Da gibts auch einen Mod Bereich, eine echte Grafik Mod wie etwa die Half Life Cinematic gibts aber meines Wissens nicht. Macht aber nix, nach ner halben Stunde spielen hast du dich an die alte Grafik gewöhnt und tauchst voll in das Spiel ab, das garantiere ich


----------



## phily (15. Mai 2011)

danke für die schnelle antwort.   da geb ich dir ohne zweifel recht, das spiel ist so oder so genial.

habe aber in einem forumsbeitrag der pcgameshardware gelesen, das es eine grafik mod von enb series gibt ( http://www.pcgameshardware.de/aid,743453/Klassiker-mit-Maximalgrafik-dank-Mods-Vampire-The-Masquerade-Bloodlines/Rollenspiel-Adventure/News/). das würd ich ja schon gern mal ausprobieren, aber die verlinkte seite, wo die mod zu kriegen sein soll, zeigt mir einen 404 seitenfehler, wenn ich auf die rubrik mods...usw. gehe.

so oder so, schade das es keine spiele mehr gibt, die solch ein setting oder eine atmosphäre haben. wie geil wäre ein spiel mit einem ähnlichen hintergrund, schön düster, mit neuster technik und einer welt von der größe eines oblivion/ fallout 3/ new vegas


----------



## chbdiablo (15. Mai 2011)

Hier gibts noch Mods: http://planet-vampire.com/modules/files/index.php?id=2
Ob es da auch diesen oder einen anderen Grafikmod gibt, weiß ich aber nicht. Außerdem kann ich mir vorstellen, das sich einige Mods nicht mit dem riesigen Fanpatch vertragen.


----------



## MisterSmith (15. Mai 2011)

phily schrieb:


> ... aber die verlinkte seite, wo die mod zu kriegen sein soll, zeigt mir einen 404 seitenfehler, wenn ich auf die rubrik mods...usw. gehe...
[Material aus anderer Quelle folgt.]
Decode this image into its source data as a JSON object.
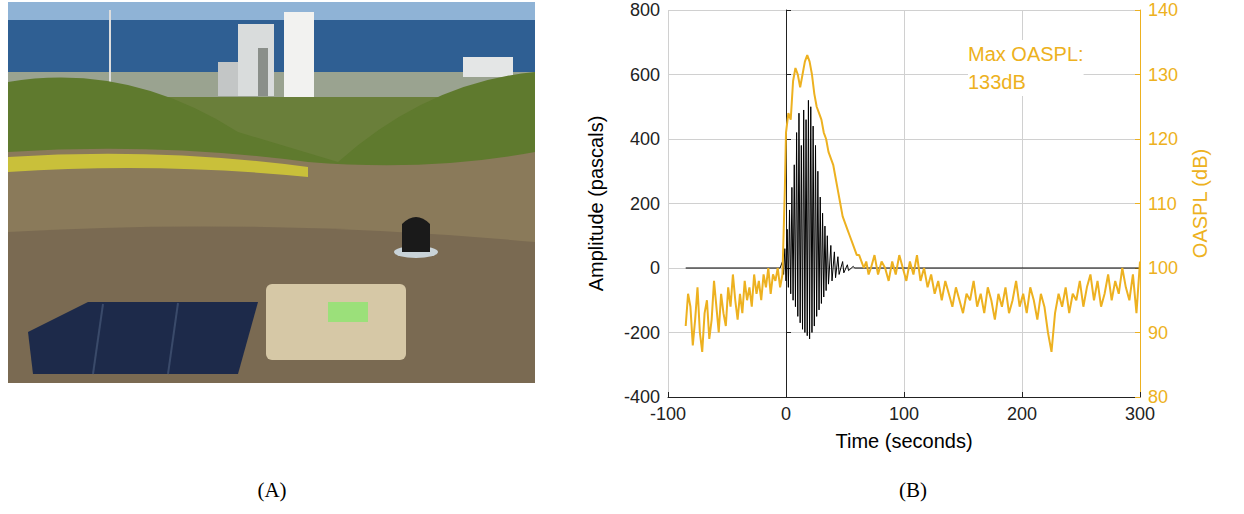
{
  "panel_labels": [
    "(A)",
    "(B)"
  ],
  "chart_data": {
    "type": "line",
    "xlabel": "Time (seconds)",
    "ylabel": "Amplitude (pascals)",
    "y2label": "OASPL (dB)",
    "annotation": [
      "Max OASPL:",
      "133dB"
    ],
    "xlim": [
      -100,
      300
    ],
    "xticks": [
      -100,
      0,
      100,
      200,
      300
    ],
    "ylim": [
      -400,
      800
    ],
    "yticks": [
      -400,
      -200,
      0,
      200,
      400,
      600,
      800
    ],
    "y2lim": [
      80,
      140
    ],
    "y2ticks": [
      80,
      90,
      100,
      110,
      120,
      130,
      140
    ],
    "grid": true,
    "series": [
      {
        "color": "#000000",
        "x": [
          -85,
          -5,
          -3,
          -2,
          -1,
          0,
          1,
          2,
          3,
          4,
          5,
          6,
          7,
          8,
          9,
          10,
          11,
          12,
          13,
          14,
          15,
          16,
          17,
          18,
          19,
          20,
          21,
          22,
          23,
          24,
          25,
          26,
          27,
          28,
          29,
          30,
          31,
          32,
          33,
          34,
          35,
          36,
          38,
          39,
          41,
          42,
          44,
          45,
          48,
          49,
          52,
          53,
          57,
          58,
          300
        ],
        "values": [
          0,
          0,
          20,
          -20,
          60,
          -40,
          120,
          -60,
          180,
          -80,
          250,
          -100,
          320,
          -120,
          420,
          -150,
          480,
          -170,
          380,
          -190,
          490,
          -200,
          460,
          -210,
          520,
          -220,
          500,
          -200,
          440,
          -180,
          380,
          -150,
          300,
          -130,
          220,
          -110,
          170,
          -90,
          130,
          -70,
          100,
          -50,
          70,
          -40,
          50,
          -30,
          35,
          -20,
          20,
          -15,
          10,
          -8,
          5,
          0,
          0
        ]
      },
      {
        "color": "#EDB120",
        "axis": "y2",
        "x": [
          -85,
          -83,
          -81,
          -79,
          -77,
          -75,
          -73,
          -71,
          -69,
          -67,
          -65,
          -63,
          -61,
          -59,
          -57,
          -55,
          -53,
          -51,
          -49,
          -47,
          -45,
          -43,
          -41,
          -39,
          -37,
          -35,
          -33,
          -31,
          -29,
          -27,
          -25,
          -23,
          -21,
          -19,
          -17,
          -15,
          -13,
          -11,
          -9,
          -7,
          -5,
          -3,
          -1,
          0,
          2,
          4,
          6,
          8,
          10,
          12,
          14,
          16,
          18,
          20,
          22,
          24,
          26,
          28,
          30,
          32,
          34,
          36,
          38,
          40,
          42,
          44,
          46,
          48,
          50,
          52,
          54,
          56,
          58,
          60,
          62,
          64,
          66,
          68,
          70,
          72,
          75,
          78,
          81,
          84,
          87,
          90,
          93,
          96,
          99,
          102,
          105,
          108,
          111,
          114,
          117,
          120,
          123,
          126,
          129,
          132,
          135,
          138,
          141,
          144,
          147,
          150,
          153,
          156,
          159,
          162,
          165,
          168,
          171,
          174,
          177,
          180,
          183,
          186,
          189,
          192,
          195,
          198,
          201,
          204,
          207,
          210,
          213,
          216,
          219,
          222,
          225,
          228,
          231,
          234,
          237,
          240,
          243,
          246,
          249,
          252,
          255,
          258,
          261,
          264,
          267,
          270,
          273,
          276,
          279,
          282,
          285,
          288,
          291,
          294,
          297,
          300
        ],
        "values": [
          91,
          96,
          94,
          88,
          92,
          97,
          90,
          87,
          93,
          95,
          89,
          92,
          98,
          94,
          90,
          96,
          93,
          91,
          97,
          94,
          99,
          95,
          92,
          96,
          93,
          98,
          95,
          97,
          94,
          99,
          96,
          98,
          95,
          99,
          97,
          100,
          96,
          99,
          98,
          100,
          97,
          99,
          112,
          121,
          124,
          123,
          129,
          131,
          130,
          128,
          130,
          132,
          133,
          132,
          130,
          127,
          125,
          124,
          123,
          121,
          120,
          118,
          117,
          116,
          114,
          112,
          110,
          108,
          107,
          106,
          105,
          104,
          103,
          102,
          102,
          101,
          100,
          101,
          99,
          100,
          102,
          99,
          101,
          100,
          98,
          101,
          99,
          102,
          100,
          98,
          101,
          99,
          102,
          98,
          100,
          97,
          99,
          96,
          98,
          95,
          98,
          96,
          94,
          97,
          95,
          93,
          96,
          95,
          98,
          94,
          96,
          93,
          97,
          95,
          92,
          96,
          94,
          97,
          93,
          95,
          98,
          94,
          96,
          93,
          97,
          95,
          92,
          96,
          94,
          90,
          87,
          93,
          96,
          94,
          97,
          93,
          96,
          95,
          98,
          94,
          97,
          99,
          95,
          98,
          94,
          96,
          99,
          95,
          98,
          96,
          100,
          97,
          95,
          99,
          93,
          101
        ]
      }
    ]
  }
}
Ich habe nur diesen Patch von ENBSeries gefunden, soll auch ein Problem mit niedrig aufgelösten Texturen beheben.
enbdev.com/VampireMemoryFix.zip 

Von dieser Seite.
enbdev.com/download_en.htm 

Edit: Glaube das könnte die Mod sein:
enbdev.com/enbseries_vampirembl_v0076a.zip


----------



## phily (16. Mai 2011)

hab die mod mal ausprobiertt, sieht auf jeden fall nen stück besser aus als vorher. danke für den link


----------